Strategies for dealing with grief 

Though each one copes differently, the following strategies may help you cope with your feelings and come to terms with your loss.
  1. Talking about your loss: It may be difficult for you initially- but in time it helps to talk about your loss and your feelings with a trusted family member or friend or a counsellor.
  2. Accepting your feelings : The anger, guilt, helplessness you may feel are normal and part of the grieving process. There is no guilt or shame in accepting them; and it paves the way for healing.
  3. Taking care of yourself : Establishing a routine with regular meals, exercise and adequate rest is important for your physical and mental health.
  4. Reaching out to others: Working with people less fortunate, or carrying on the legacy of the deceased (teaching, helping in the community) helps to give meaning to life.

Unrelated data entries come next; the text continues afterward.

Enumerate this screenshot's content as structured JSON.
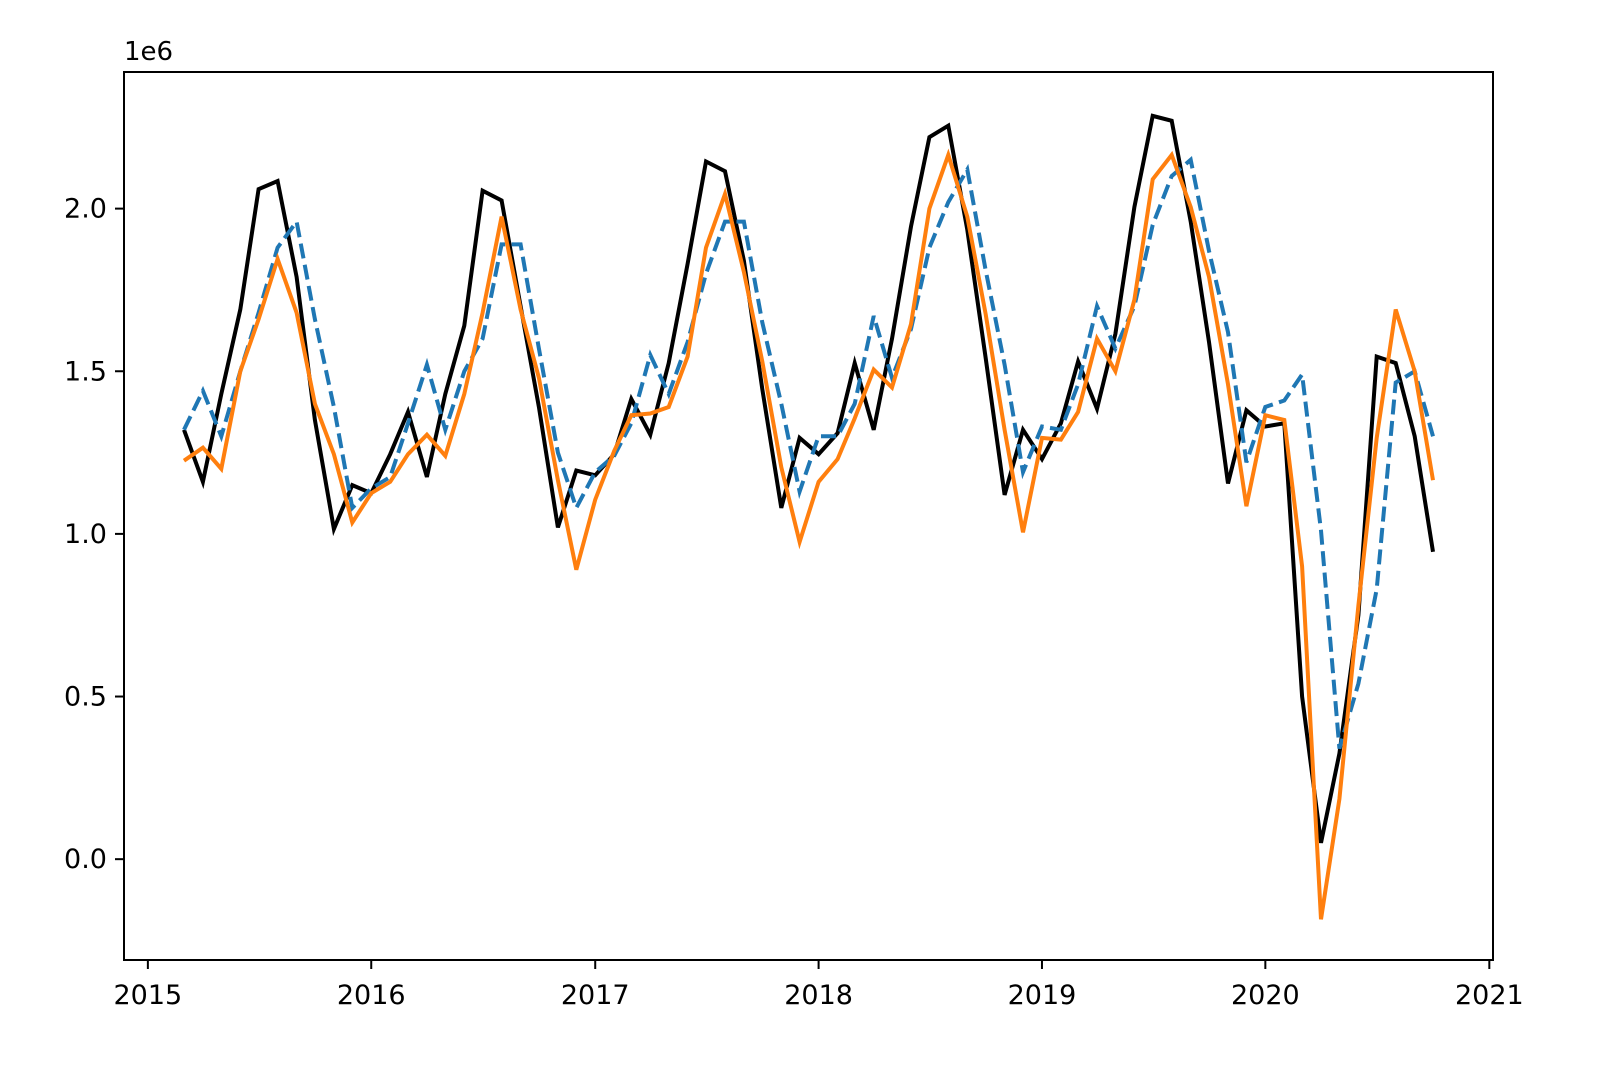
{
  "chart_data": {
    "type": "line",
    "title": "",
    "xlabel": "",
    "ylabel": "",
    "offset_label": "1e6",
    "xlim": [
      "2014-11-23",
      "2021-01-07"
    ],
    "ylim": [
      -310000,
      2420000
    ],
    "x_ticks": [
      {
        "value": "2015-01-01",
        "label": "2015"
      },
      {
        "value": "2016-01-01",
        "label": "2016"
      },
      {
        "value": "2017-01-01",
        "label": "2017"
      },
      {
        "value": "2018-01-01",
        "label": "2018"
      },
      {
        "value": "2019-01-01",
        "label": "2019"
      },
      {
        "value": "2020-01-01",
        "label": "2020"
      },
      {
        "value": "2021-01-01",
        "label": "2021"
      }
    ],
    "y_ticks": [
      {
        "value": 0,
        "label": "0.0"
      },
      {
        "value": 500000,
        "label": "0.5"
      },
      {
        "value": 1000000,
        "label": "1.0"
      },
      {
        "value": 1500000,
        "label": "1.5"
      },
      {
        "value": 2000000,
        "label": "2.0"
      }
    ],
    "grid": false,
    "legend": "none",
    "x": [
      "2015-03-01",
      "2015-04-01",
      "2015-05-01",
      "2015-06-01",
      "2015-07-01",
      "2015-08-01",
      "2015-09-01",
      "2015-10-01",
      "2015-11-01",
      "2015-12-01",
      "2016-01-01",
      "2016-02-01",
      "2016-03-01",
      "2016-04-01",
      "2016-05-01",
      "2016-06-01",
      "2016-07-01",
      "2016-08-01",
      "2016-09-01",
      "2016-10-01",
      "2016-11-01",
      "2016-12-01",
      "2017-01-01",
      "2017-02-01",
      "2017-03-01",
      "2017-04-01",
      "2017-05-01",
      "2017-06-01",
      "2017-07-01",
      "2017-08-01",
      "2017-09-01",
      "2017-10-01",
      "2017-11-01",
      "2017-12-01",
      "2018-01-01",
      "2018-02-01",
      "2018-03-01",
      "2018-04-01",
      "2018-05-01",
      "2018-06-01",
      "2018-07-01",
      "2018-08-01",
      "2018-09-01",
      "2018-10-01",
      "2018-11-01",
      "2018-12-01",
      "2019-01-01",
      "2019-02-01",
      "2019-03-01",
      "2019-04-01",
      "2019-05-01",
      "2019-06-01",
      "2019-07-01",
      "2019-08-01",
      "2019-09-01",
      "2019-10-01",
      "2019-11-01",
      "2019-12-01",
      "2020-01-01",
      "2020-02-01",
      "2020-03-01",
      "2020-04-01",
      "2020-05-01",
      "2020-06-01",
      "2020-07-01",
      "2020-08-01",
      "2020-09-01",
      "2020-10-01"
    ],
    "series": [
      {
        "color": "#000000",
        "dash": "solid",
        "values": [
          1320000,
          1160000,
          1430000,
          1690000,
          2060000,
          2085000,
          1790000,
          1350000,
          1015000,
          1150000,
          1125000,
          1245000,
          1375000,
          1175000,
          1430000,
          1640000,
          2055000,
          2025000,
          1700000,
          1390000,
          1020000,
          1195000,
          1180000,
          1245000,
          1415000,
          1305000,
          1525000,
          1830000,
          2145000,
          2115000,
          1840000,
          1445000,
          1080000,
          1295000,
          1245000,
          1310000,
          1525000,
          1320000,
          1600000,
          1945000,
          2220000,
          2255000,
          1935000,
          1540000,
          1120000,
          1320000,
          1230000,
          1340000,
          1530000,
          1385000,
          1615000,
          2005000,
          2285000,
          2270000,
          1960000,
          1590000,
          1155000,
          1380000,
          1330000,
          1340000,
          500000,
          50000,
          325000,
          750000,
          1545000,
          1525000,
          1300000,
          945000
        ]
      },
      {
        "color": "#1f77b4",
        "dash": "dashed",
        "values": [
          1320000,
          1440000,
          1300000,
          1500000,
          1680000,
          1880000,
          1960000,
          1660000,
          1390000,
          1080000,
          1140000,
          1175000,
          1340000,
          1520000,
          1320000,
          1500000,
          1600000,
          1890000,
          1890000,
          1570000,
          1250000,
          1080000,
          1190000,
          1240000,
          1340000,
          1550000,
          1430000,
          1590000,
          1800000,
          1960000,
          1960000,
          1650000,
          1400000,
          1130000,
          1300000,
          1300000,
          1400000,
          1670000,
          1480000,
          1630000,
          1880000,
          2020000,
          2120000,
          1810000,
          1520000,
          1190000,
          1330000,
          1320000,
          1460000,
          1700000,
          1570000,
          1700000,
          1950000,
          2100000,
          2150000,
          1870000,
          1620000,
          1220000,
          1390000,
          1410000,
          1490000,
          1010000,
          340000,
          540000,
          830000,
          1465000,
          1500000,
          1300000
        ]
      },
      {
        "color": "#ff7f0e",
        "dash": "solid",
        "values": [
          1225000,
          1265000,
          1200000,
          1500000,
          1660000,
          1845000,
          1680000,
          1400000,
          1245000,
          1035000,
          1125000,
          1160000,
          1245000,
          1305000,
          1240000,
          1430000,
          1680000,
          1975000,
          1690000,
          1480000,
          1165000,
          890000,
          1105000,
          1255000,
          1365000,
          1370000,
          1390000,
          1545000,
          1880000,
          2045000,
          1805000,
          1530000,
          1205000,
          975000,
          1160000,
          1230000,
          1355000,
          1505000,
          1450000,
          1645000,
          2000000,
          2165000,
          1975000,
          1675000,
          1320000,
          1005000,
          1295000,
          1290000,
          1375000,
          1600000,
          1500000,
          1720000,
          2090000,
          2165000,
          2005000,
          1790000,
          1460000,
          1085000,
          1365000,
          1350000,
          900000,
          -185000,
          185000,
          780000,
          1295000,
          1690000,
          1500000,
          1165000
        ]
      }
    ]
  }
}
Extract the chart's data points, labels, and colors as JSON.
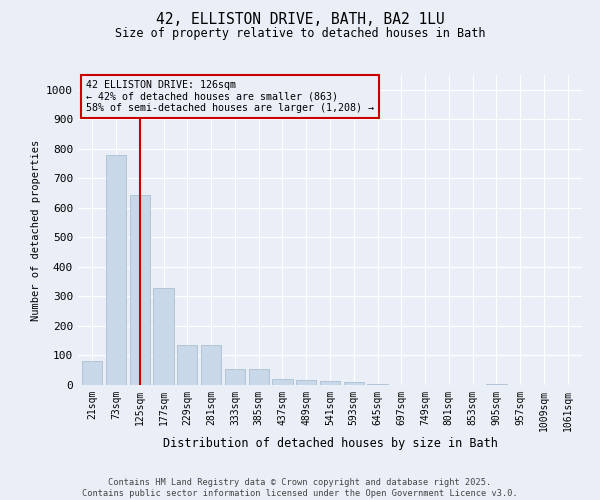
{
  "title1": "42, ELLISTON DRIVE, BATH, BA2 1LU",
  "title2": "Size of property relative to detached houses in Bath",
  "xlabel": "Distribution of detached houses by size in Bath",
  "ylabel": "Number of detached properties",
  "bar_color": "#c8d8e8",
  "bar_edge_color": "#a0b8cc",
  "categories": [
    "21sqm",
    "73sqm",
    "125sqm",
    "177sqm",
    "229sqm",
    "281sqm",
    "333sqm",
    "385sqm",
    "437sqm",
    "489sqm",
    "541sqm",
    "593sqm",
    "645sqm",
    "697sqm",
    "749sqm",
    "801sqm",
    "853sqm",
    "905sqm",
    "957sqm",
    "1009sqm",
    "1061sqm"
  ],
  "values": [
    82,
    780,
    645,
    330,
    135,
    135,
    55,
    55,
    22,
    18,
    13,
    10,
    5,
    0,
    0,
    0,
    0,
    5,
    0,
    0,
    0
  ],
  "ylim": [
    0,
    1050
  ],
  "yticks": [
    0,
    100,
    200,
    300,
    400,
    500,
    600,
    700,
    800,
    900,
    1000
  ],
  "vline_color": "#cc0000",
  "annotation_title": "42 ELLISTON DRIVE: 126sqm",
  "annotation_line1": "← 42% of detached houses are smaller (863)",
  "annotation_line2": "58% of semi-detached houses are larger (1,208) →",
  "annotation_box_color": "#cc0000",
  "footer1": "Contains HM Land Registry data © Crown copyright and database right 2025.",
  "footer2": "Contains public sector information licensed under the Open Government Licence v3.0.",
  "background_color": "#eaeff7",
  "grid_color": "#ffffff"
}
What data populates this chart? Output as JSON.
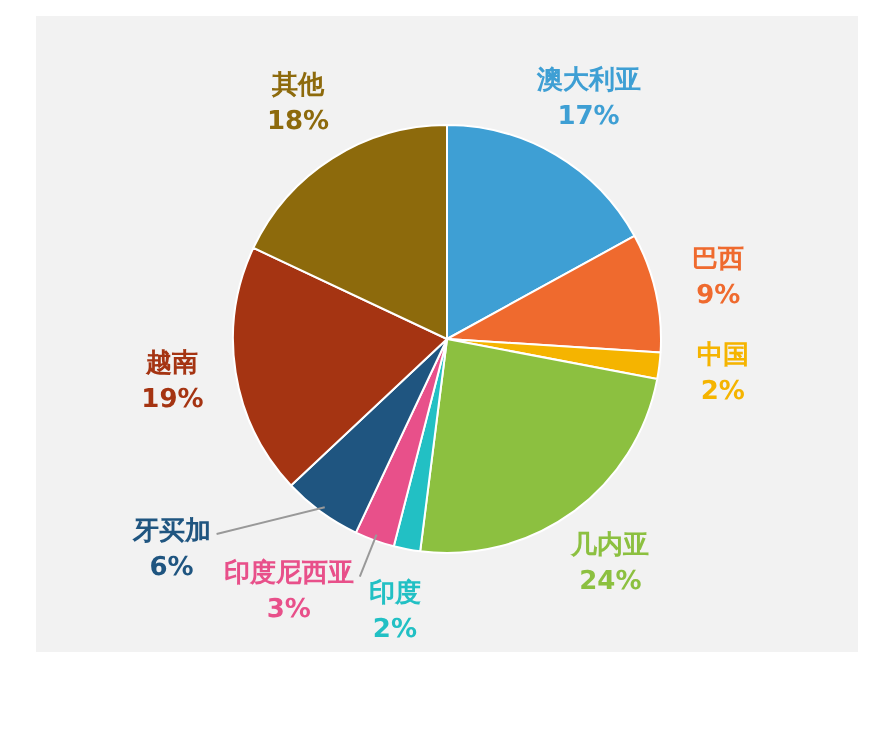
{
  "chart_data": {
    "type": "pie",
    "categories": [
      "澳大利亚",
      "巴西",
      "中国",
      "几内亚",
      "印度",
      "印度尼西亚",
      "牙买加",
      "越南",
      "其他"
    ],
    "values": [
      17,
      9,
      2,
      24,
      2,
      3,
      6,
      19,
      18
    ],
    "value_labels": [
      "17%",
      "9%",
      "2%",
      "24%",
      "2%",
      "3%",
      "6%",
      "19%",
      "18%"
    ],
    "colors": [
      "#3e9fd4",
      "#ef6a2e",
      "#f5b400",
      "#8cc040",
      "#22c0c4",
      "#e8508a",
      "#1f5580",
      "#a53412",
      "#8d6a0c"
    ],
    "legend": false
  }
}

When to seek professional help

  • Though different people take different times, intense and persistent grief continuing over a period of six months may require professional help.
  • Loss due to suicide is among the most difficult to bear. In such cases, counselling during the first weeks is both advisable and beneficial.
  • Inability to cope with or resume daily life or work activities, intense sorrow or pain which does not subside with time, inability to maintain or build relationships are indications to consult a mental health specialist.
Recovery from grief is a highly individual process. Each individual works through grief on their own with time, using their own personal ways of coping. Acceptance, rationalisation, humour, distraction, prayer, avoidance of reminders are some of the many ways in which people cope. Social support and healthy habits contribute to recovery which may take a few months or even a year.